In the euro zone, business and consumer confidence have been rising, while growth -- at 3 percent in the first quarter -- is largely keeping pace with last year's levels and unemployment is falling.
The International Monetary Fund said Tuesday that euro-zone interest rates need to rise further to counter a pickup in inflationary pressures as the economy moves "from recovery to upswing."
But in a note on the 13-nation area, the Fund said the degree of tightening needed to tackle inflation is "uncertain." The head of the IMF's European department, Michael Deppler, said there was no need for rates to rise above 4.5 percent this year.
Year-on-year inflation in the euro zone was 1.9 percent in May -- unchanged from the previous two months, and around the ECB's guidelines of just under 2 percent.
That suggests that, beyond Wednesday's increase, the ECB probably will not rush into further increases.
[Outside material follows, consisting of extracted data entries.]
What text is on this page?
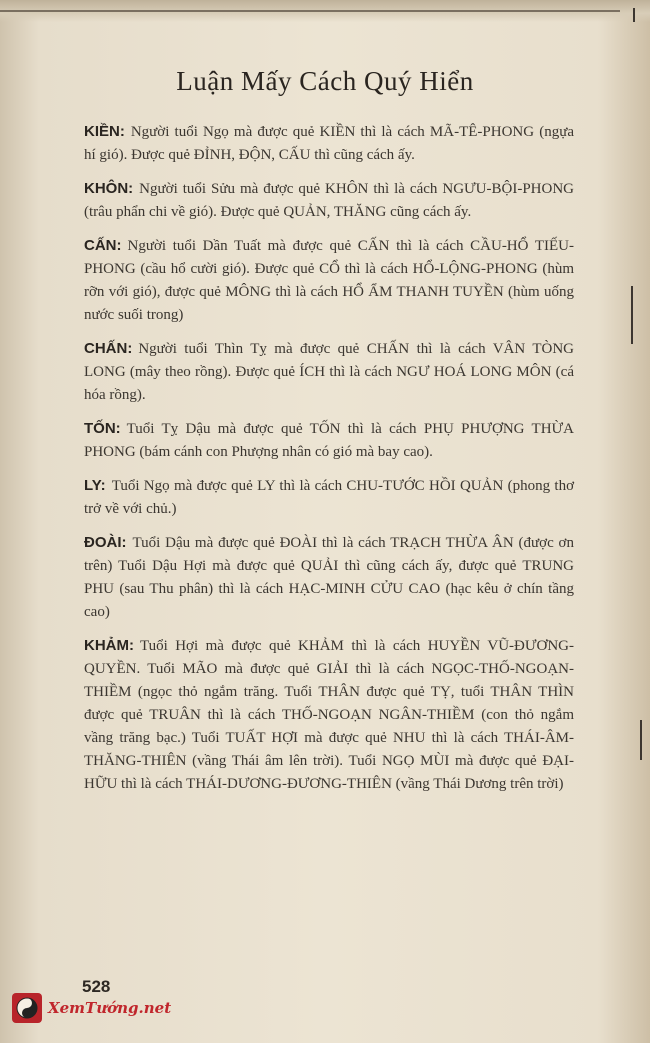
Luận Mấy Cách Quý Hiển

KIỀN: Người tuổi Ngọ mà được quẻ KIỀN thì là cách MÃ-TÊ-PHONG (ngựa hí gió). Được quẻ ĐỈNH, ĐỘN, CẤU thì cũng cách ấy.

KHÔN: Người tuổi Sửu mà được quẻ KHÔN thì là cách NGƯU-BỘI-PHONG (trâu phẩn chi về gió). Được quẻ QUẢN, THĂNG cũng cách ấy.

CẤN: Người tuổi Dần Tuất mà được quẻ CẤN thì là cách CẦU-HỔ TIẾU-PHONG (cầu hổ cười gió). Được quẻ CỔ thì là cách HỔ-LỘNG-PHONG (hùm rỡn với gió), được quẻ MÔNG thì là cách HỔ ẨM THANH TUYỀN (hùm uống nước suối trong)

CHẤN: Người tuổi Thìn Tỵ mà được quẻ CHẤN thì là cách VÂN TÒNG LONG (mây theo rồng). Được quẻ ÍCH thì là cách NGƯ HOÁ LONG MÔN (cá hóa rồng).

TỐN: Tuổi Tỵ Dậu mà được quẻ TỐN thì là cách PHỤ PHƯỢNG THỪA PHONG (bám cánh con Phượng nhân có gió mà bay cao).

LY: Tuổi Ngọ mà được quẻ LY thì là cách CHU-TƯỚC HỒI QUẢN (phong thơ trở về với chủ.)

ĐOÀI: Tuổi Dậu mà được quẻ ĐOÀI thì là cách TRẠCH THỪA ÂN (được ơn trên) Tuổi Dậu Hợi mà được quẻ QUẢI thì cũng cách ấy, được quẻ TRUNG PHU (sau Thu phân) thì là cách HẠC-MINH CỬU CAO (hạc kêu ở chín tầng cao)

KHẢM: Tuổi Hợi mà được quẻ KHẢM thì là cách HUYỀN VŨ-ĐƯƠNG-QUYỀN. Tuổi MÃO mà được quẻ GIẢI thì là cách NGỌC-THỐ-NGOẠN-THIỀM (ngọc thỏ ngắm trăng. Tuổi THÂN được quẻ TỴ, tuổi THÂN THÌN được quẻ TRUÂN thì là cách THỐ-NGOẠN NGÂN-THIỀM (con thỏ ngắm vầng trăng bạc.) Tuổi TUẤT HỢI mà được quẻ NHU thì là cách THÁI-ÂM-THĂNG-THIÊN (vầng Thái âm lên trời). Tuổi NGỌ MÙI mà được quẻ ĐẠI-HỮU thì là cách THÁI-DƯƠNG-ĐƯƠNG-THIÊN (vầng Thái Dương trên trời)

528
XemTướng.net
Higher interest rates can bolster a currency by making investments denominated in it more attractive.
However, Wednesday's decision had minimal immediate impact on the euro, which bought $1.3513 shortly after the ECB announcement -- slightly lower than the $1.3522 it bought late Tuesday in New York.
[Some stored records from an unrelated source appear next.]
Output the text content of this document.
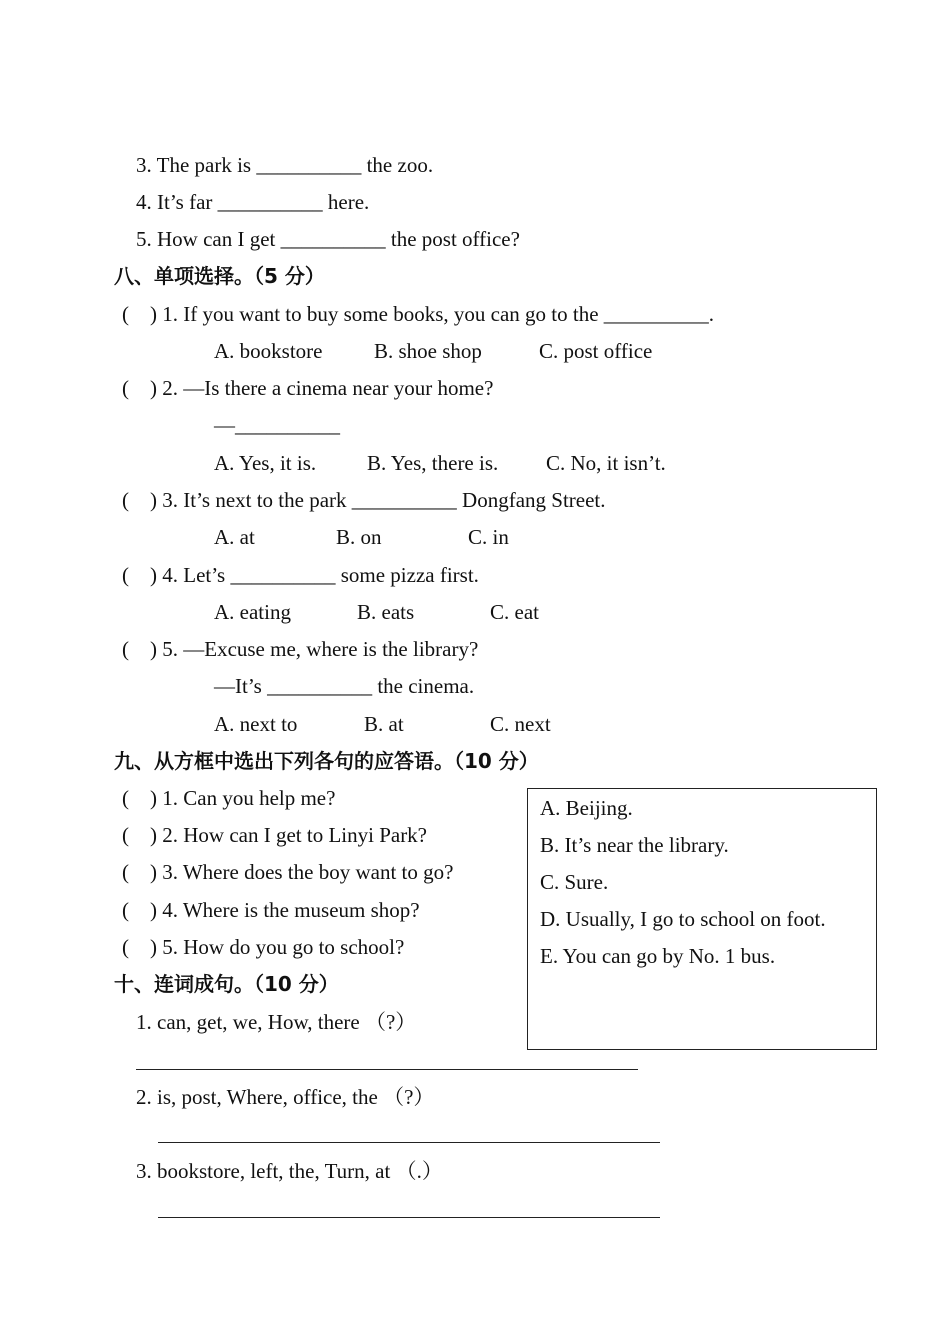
3. The park is __________ the zoo.
4. It’s far __________ here.
5. How can I get __________ the post office?
八、单项选择。（5 分）
(    ) 1. If you want to buy some books, you can go to the __________.
A. bookstore B. shoe shop	C. post office
(    ) 2. —Is there a cinema near your home?
—__________
A. Yes, it is. B. Yes, there is. C. No, it isn’t.
(    ) 3. It’s next to the park __________ Dongfang Street.
A. at	B. on	C. in
(    ) 4. Let’s __________ some pizza first.
A. eating	B. eats	C. eat
(    ) 5. —Excuse me, where is the library?
—It’s __________ the cinema.
A. next to	B. at	C. next
九、从方框中选出下列各句的应答语。（10 分）
(    ) 1. Can you help me?
(    ) 2. How can I get to Linyi Park?
(    ) 3. Where does the boy want to go?
(    ) 4. Where is the museum shop?
(    ) 5. How do you go to school?
A. Beijing.
B. It’s near the library.
C. Sure.
D. Usually, I go to school on foot.
E. You can go by No. 1 bus.
十、连词成句。（10 分）
1. can, get, we, How, there （?）
2. is, post, Where, office, the （?）
3. bookstore, left, the, Turn, at （.）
“the economy of the region that shares the euro currency grows at a healthy pace” ?????
Lets look at 2006 unemployment figures for
France: 9.7%
Italy: 6.9%
Germany: 10.3%
Britain (non-euro): 5.5%
US: 4.6%
And the Euros want to RAISE interest rates? First quarter 2007 is looking a little better, but all results are not in yet. My sense is this is the Euros defending their currency, and it doesn’t bode well for their domestic economies.
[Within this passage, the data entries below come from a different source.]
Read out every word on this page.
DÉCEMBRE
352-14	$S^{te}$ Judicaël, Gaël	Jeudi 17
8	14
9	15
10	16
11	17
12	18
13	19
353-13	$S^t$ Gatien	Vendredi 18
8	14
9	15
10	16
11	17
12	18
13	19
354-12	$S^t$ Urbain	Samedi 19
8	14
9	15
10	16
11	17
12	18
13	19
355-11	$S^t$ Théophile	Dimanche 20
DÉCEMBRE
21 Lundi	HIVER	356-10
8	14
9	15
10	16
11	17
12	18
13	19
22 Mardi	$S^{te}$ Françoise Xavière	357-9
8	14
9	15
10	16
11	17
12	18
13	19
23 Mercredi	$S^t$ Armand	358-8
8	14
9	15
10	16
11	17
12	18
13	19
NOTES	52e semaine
ftp://ftp.bls.gov/pub/special.r...abor/flsjec.txt
Doesn’t make any sense does it?
Like I said, it appears that they want the euro to rise relative to the dollar. They can buy more things priced in dollars (I would have said oil, but that’s not the case now), and its harder for their domestic economy - i.e. unemployment. Could be they are concerned with inflation, and I am not on top of those figures for Europe.
The problem with all central banks is that they blame inflation on the economy, when in fact inflation is caused by the government spending too much money. But even considering flawed central bank theory, I don't see how the economic statistics in Europe justify raising rates. Perhaps they really are attacking the dollar, but if they are they are paying a heavy price for doing so.